In the Northern Territory, a young person over 12 can be arrested or summonsed and charged with a criminal offence. When this occurs, police are required to follow certain procedures, including informing the young person’s parent or guardian. The powers and responsibilities of NT police officers when dealing with young people are set out in the Youth Justice Act 2005 and the Police Administration Act 1978. This article sets out police powers when dealing with young people in the NT.

Arresting a young person

A young person may be arrested if a police officer has a warrant for their arrest or believes on reasonable grounds that they have committed, are committing, or are about to commit an offence.

Police may use reasonable force to arrest a young person if other measures have failed to resolve the situation. The amount of force that is reasonable depends on the age, gender, health and background of the youth.

Responsible adult

As soon as possible after a young person is arrested or charged with an offence, the arresting officer must take reasonable steps to ensure that a responsible adult is notified. A responsible adult is a person who exercises parental responsibility for the young person – usually a parent or guardian.

The responsible adult must be informed of the date and time that the youth is required to appear at court.

Interviewing a young person

Before interviewing a young person, the police must:

  • Inform the youth they have the right to legal advice and provide them with access to a lawyer in a place that allows them privacy;
  • Inform them that they may contact a friend, relative or responsible adult to be present during the interview.

The police must not interview a young person in relation to an offence unless a support person is present.

A young person does not have to participate in an interview with the police. The police must inform the young person of their right to silence and that anything they say may be used as evidence against them. If a young person exercises their right to silence, the police must not interview them.

A person must not be interviewed while they are sick, injured, hungry, tired, intoxicated or intimidated. If an interview is conducted when a suspect is unwell, this may result in any admissions they make being found to be inadmissible in proceedings against them.

Searching a young person

A young person’s property, person or clothing must not be searched by the police without a support person for the young person present unless:

  • The search needs to be carried out urgently;
  • The delay caused by allowing a support person to be present would create an unacceptable risk of harm to the young person or to another person or the loss or destruction of evidence.

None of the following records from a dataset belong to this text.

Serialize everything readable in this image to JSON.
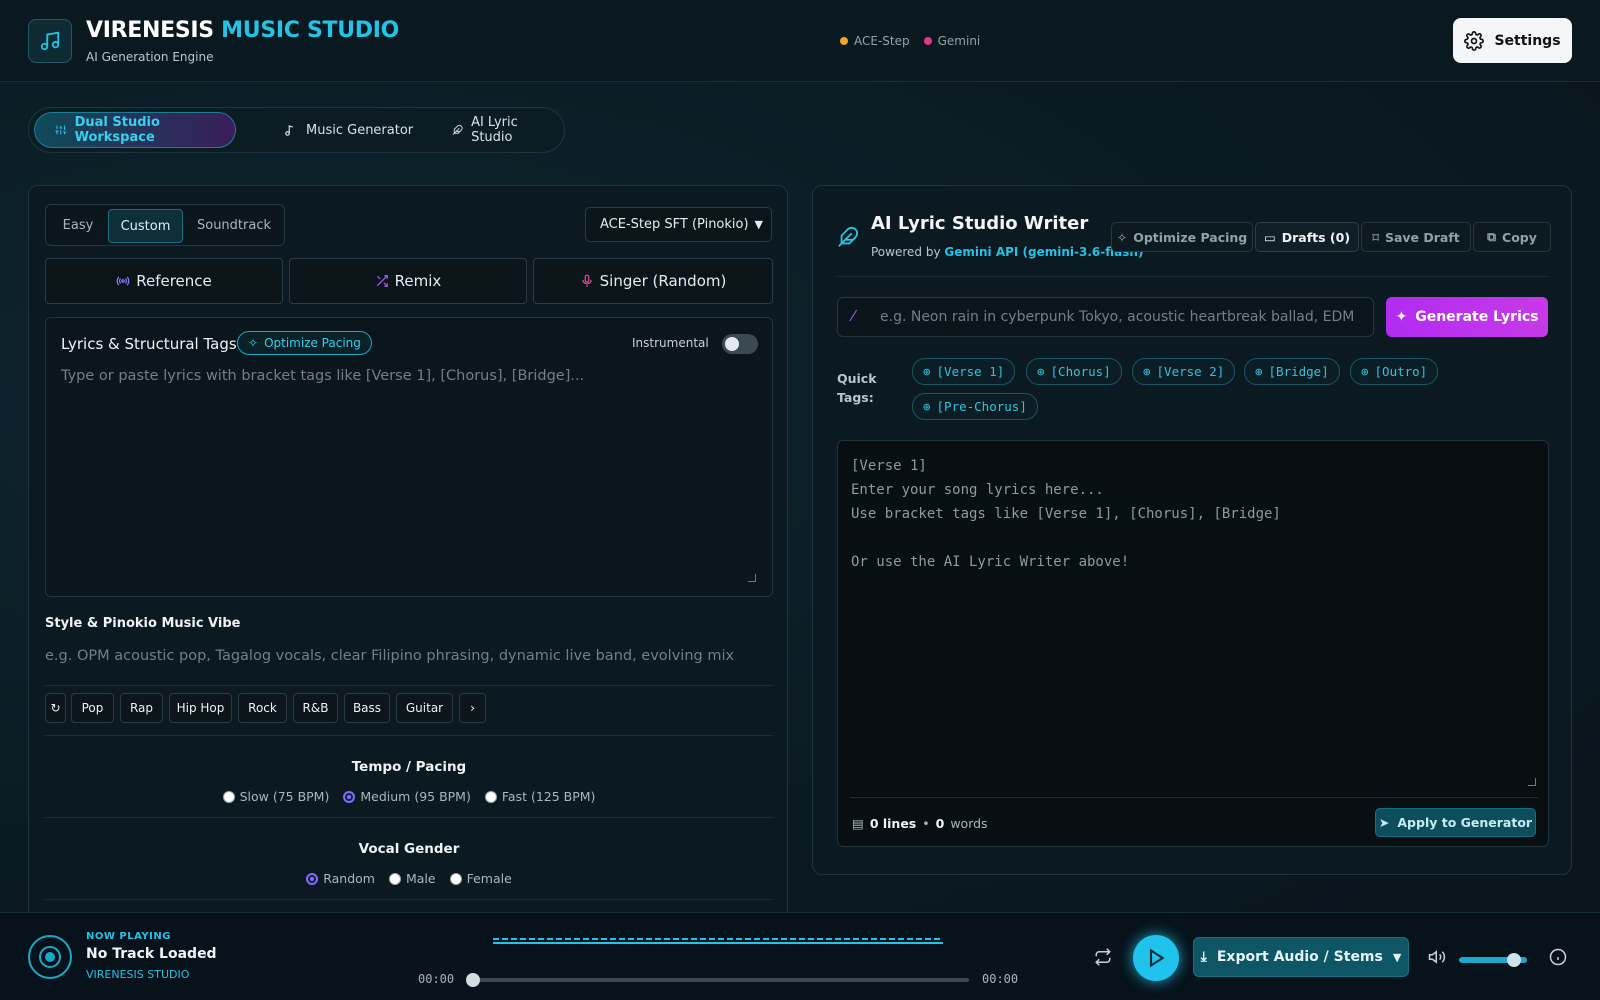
{
  "header": {
    "brand_a": "VIRENESIS",
    "brand_b": "MUSIC STUDIO",
    "subtitle": "AI Generation Engine",
    "status": [
      {
        "label": "ACE-Step",
        "color": "#f5a524"
      },
      {
        "label": "Gemini",
        "color": "#e5368f"
      }
    ],
    "settings_label": "Settings"
  },
  "tabs": [
    {
      "label": "Dual Studio Workspace",
      "icon": "sliders-icon",
      "active": true
    },
    {
      "label": "Music Generator",
      "icon": "music-note-icon"
    },
    {
      "label": "AI Lyric Studio",
      "icon": "feather-icon"
    }
  ],
  "left": {
    "modes": [
      "Easy",
      "Custom",
      "Soundtrack"
    ],
    "active_mode": "Custom",
    "model_select": "ACE-Step SFT (Pinokio)",
    "actions": [
      {
        "label": "Reference",
        "icon": "broadcast-icon",
        "color": "#8b7bff"
      },
      {
        "label": "Remix",
        "icon": "shuffle-icon",
        "color": "#b05bf0"
      },
      {
        "label": "Singer (Random)",
        "icon": "mic-icon",
        "color": "#e8509c"
      }
    ],
    "lyrics": {
      "title": "Lyrics & Structural Tags",
      "optimize_label": "Optimize Pacing",
      "instrumental_label": "Instrumental",
      "placeholder": "Type or paste lyrics with bracket tags like [Verse 1], [Chorus], [Bridge]..."
    },
    "style": {
      "title": "Style & Pinokio Music Vibe",
      "placeholder": "e.g. OPM acoustic pop, Tagalog vocals, clear Filipino phrasing, dynamic live band, evolving mix",
      "chips": [
        "↻",
        "Pop",
        "Rap",
        "Hip Hop",
        "Rock",
        "R&B",
        "Bass",
        "Guitar",
        "›"
      ]
    },
    "tempo": {
      "title": "Tempo / Pacing",
      "options": [
        "Slow (75 BPM)",
        "Medium (95 BPM)",
        "Fast (125 BPM)"
      ],
      "selected": "Medium (95 BPM)"
    },
    "vocal": {
      "title": "Vocal Gender",
      "options": [
        "Random",
        "Male",
        "Female"
      ],
      "selected": "Random"
    }
  },
  "right": {
    "title": "AI Lyric Studio Writer",
    "powered_prefix": "Powered by",
    "powered_by": "Gemini API (gemini-3.6-flash)",
    "toolbar": [
      "Optimize Pacing",
      "Drafts (0)",
      "Save Draft",
      "Copy"
    ],
    "prompt_placeholder": "e.g. Neon rain in cyberpunk Tokyo, acoustic heartbreak ballad, EDM night fli",
    "generate_label": "Generate Lyrics",
    "quick_tags_label": "Quick Tags:",
    "quick_tags": [
      "[Verse 1]",
      "[Chorus]",
      "[Verse 2]",
      "[Bridge]",
      "[Outro]",
      "[Pre-Chorus]"
    ],
    "editor_placeholder": "[Verse 1]\nEnter your song lyrics here...\nUse bracket tags like [Verse 1], [Chorus], [Bridge]\n\nOr use the AI Lyric Writer above!",
    "lines": "0 lines",
    "words": "0",
    "words_label": "words",
    "apply_label": "Apply to Generator"
  },
  "player": {
    "label": "NOW PLAYING",
    "title": "No Track Loaded",
    "artist": "VIRENESIS STUDIO",
    "time_current": "00:00",
    "time_total": "00:00",
    "progress": 0,
    "volume": 0.8,
    "export_label": "Export Audio / Stems"
  }
}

The police must not require the young person to remove their clothing unless they have reasonable grounds to believe that doing so may reveal evidence of the commission of an offence.  If the person and clothing of a young person are searched this must be done by a person of the same gender as the young person and in a place that allows the youth privacy.


The taking of fingerprints from a suspect is classified as an identifying procedure. Identifying procedures include taking prints of fingers, hands, feet or toes and the taking of photographs.

Police may carry out identifying procedures on a youth who is aged 14 or older and is in custody or who has been charged or summonsed in relation to an offence. If a youth is aged under 14, the police require the approval of the court to carry out identifying procedures.

Intimate and non-intimate procedures

Intimate procedures involve the examination and taking of samples from an intimate part of the body. Non-intimate procedures include taking samples of saliva or hair, taking photographs or impressions of non-intimate parts of the body and examinations of non-intimate parts of the body.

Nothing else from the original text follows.